Published online by Cambridge University Press: 14 June 2025
Is It Enough?
“You know, it is a strange feeling when refugees leave the Slovak reception facilities and travel on to Austria or Germany. I mean, we are trying our best here, is it not enough?” Peter, a social worker from the Slovak Migration Office, told me with a mixture of disappointment and irritation. He had just shown me a housing facility for refugees awaiting their asylum trial, about 35 kilometers northeast of Bratislava. A significant amount of asylum seekers leaves Slovakia before their trial, trying to apply for asylum somewhere else—even though they know they might get transferred back, Slovakia being the first country in the EU they registered in. Slovaks who support refugees in their country as social workers, translators, language teachers, lawyers, or volunteers often feel outright heartbroken about these premature departures.
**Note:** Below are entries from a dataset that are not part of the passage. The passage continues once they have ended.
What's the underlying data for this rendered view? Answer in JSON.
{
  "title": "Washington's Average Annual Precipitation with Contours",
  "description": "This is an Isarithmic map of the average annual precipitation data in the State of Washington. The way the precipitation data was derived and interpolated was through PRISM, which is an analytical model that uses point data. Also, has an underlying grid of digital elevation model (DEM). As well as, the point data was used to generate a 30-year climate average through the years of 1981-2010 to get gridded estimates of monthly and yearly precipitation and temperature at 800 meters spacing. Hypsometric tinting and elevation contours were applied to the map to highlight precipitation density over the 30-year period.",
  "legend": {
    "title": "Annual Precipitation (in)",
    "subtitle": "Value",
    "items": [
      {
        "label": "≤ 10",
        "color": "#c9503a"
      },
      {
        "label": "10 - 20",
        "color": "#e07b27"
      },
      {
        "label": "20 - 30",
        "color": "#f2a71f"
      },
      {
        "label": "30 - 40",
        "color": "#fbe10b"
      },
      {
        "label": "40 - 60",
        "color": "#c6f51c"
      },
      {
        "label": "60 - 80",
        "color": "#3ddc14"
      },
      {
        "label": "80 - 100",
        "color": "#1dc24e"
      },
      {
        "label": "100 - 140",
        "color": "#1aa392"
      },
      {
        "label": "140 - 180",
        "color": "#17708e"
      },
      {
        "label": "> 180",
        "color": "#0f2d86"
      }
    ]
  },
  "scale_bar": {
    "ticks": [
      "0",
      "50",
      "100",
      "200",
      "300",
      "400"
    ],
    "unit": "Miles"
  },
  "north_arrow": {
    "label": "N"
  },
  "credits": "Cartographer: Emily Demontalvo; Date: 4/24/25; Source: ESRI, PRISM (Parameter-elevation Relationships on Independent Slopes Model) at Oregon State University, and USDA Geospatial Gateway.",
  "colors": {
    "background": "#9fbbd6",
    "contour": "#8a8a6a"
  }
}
They are the dramatic conclusions of encounters with high emotional and moral stakes. The tensions that complicate these encounters are manifold: they encompass disagreements between state and non-state actors in refugee care and reach into the intimate realms of interpersonal relationships.
Slovakia is not a typical destination for refugees or migrants. They are more likely to join kinship networks or diaspora groups which have already established themselves abroad, usually in Western Europe. The Central and East European countries that are EU member states now, but used to lie behind the Iron Curtain, do not belong to the most desired target countries—due to their reputation of being less accommodating toward strangers, and due to being less affluent. Indeed, Western Europe is an attractive destination for Slovak and other Central and Eastern European emigrants, as well, and refugees’ allegedly easy access to the German or Austrian labor markets increases reservations against them (Hann 2015). At the same time, the continually small numbers of people arriving in Slovakia from abroad serve as an excuse for political stakeholders not to develop a more comprehensive integration program or a more welcoming attitude. Hence, refugees avoiding Slovakia and politicians delaying overdue reforms are forming a vicious circle. In public discourse, refugees are arguably the least desired migrants, and their ‘premature departures’ (to wealthier EU member states) are believed to demonstrate the illegitimacy of their asylum pleas, not the inefficacy of the Slovak asylum system.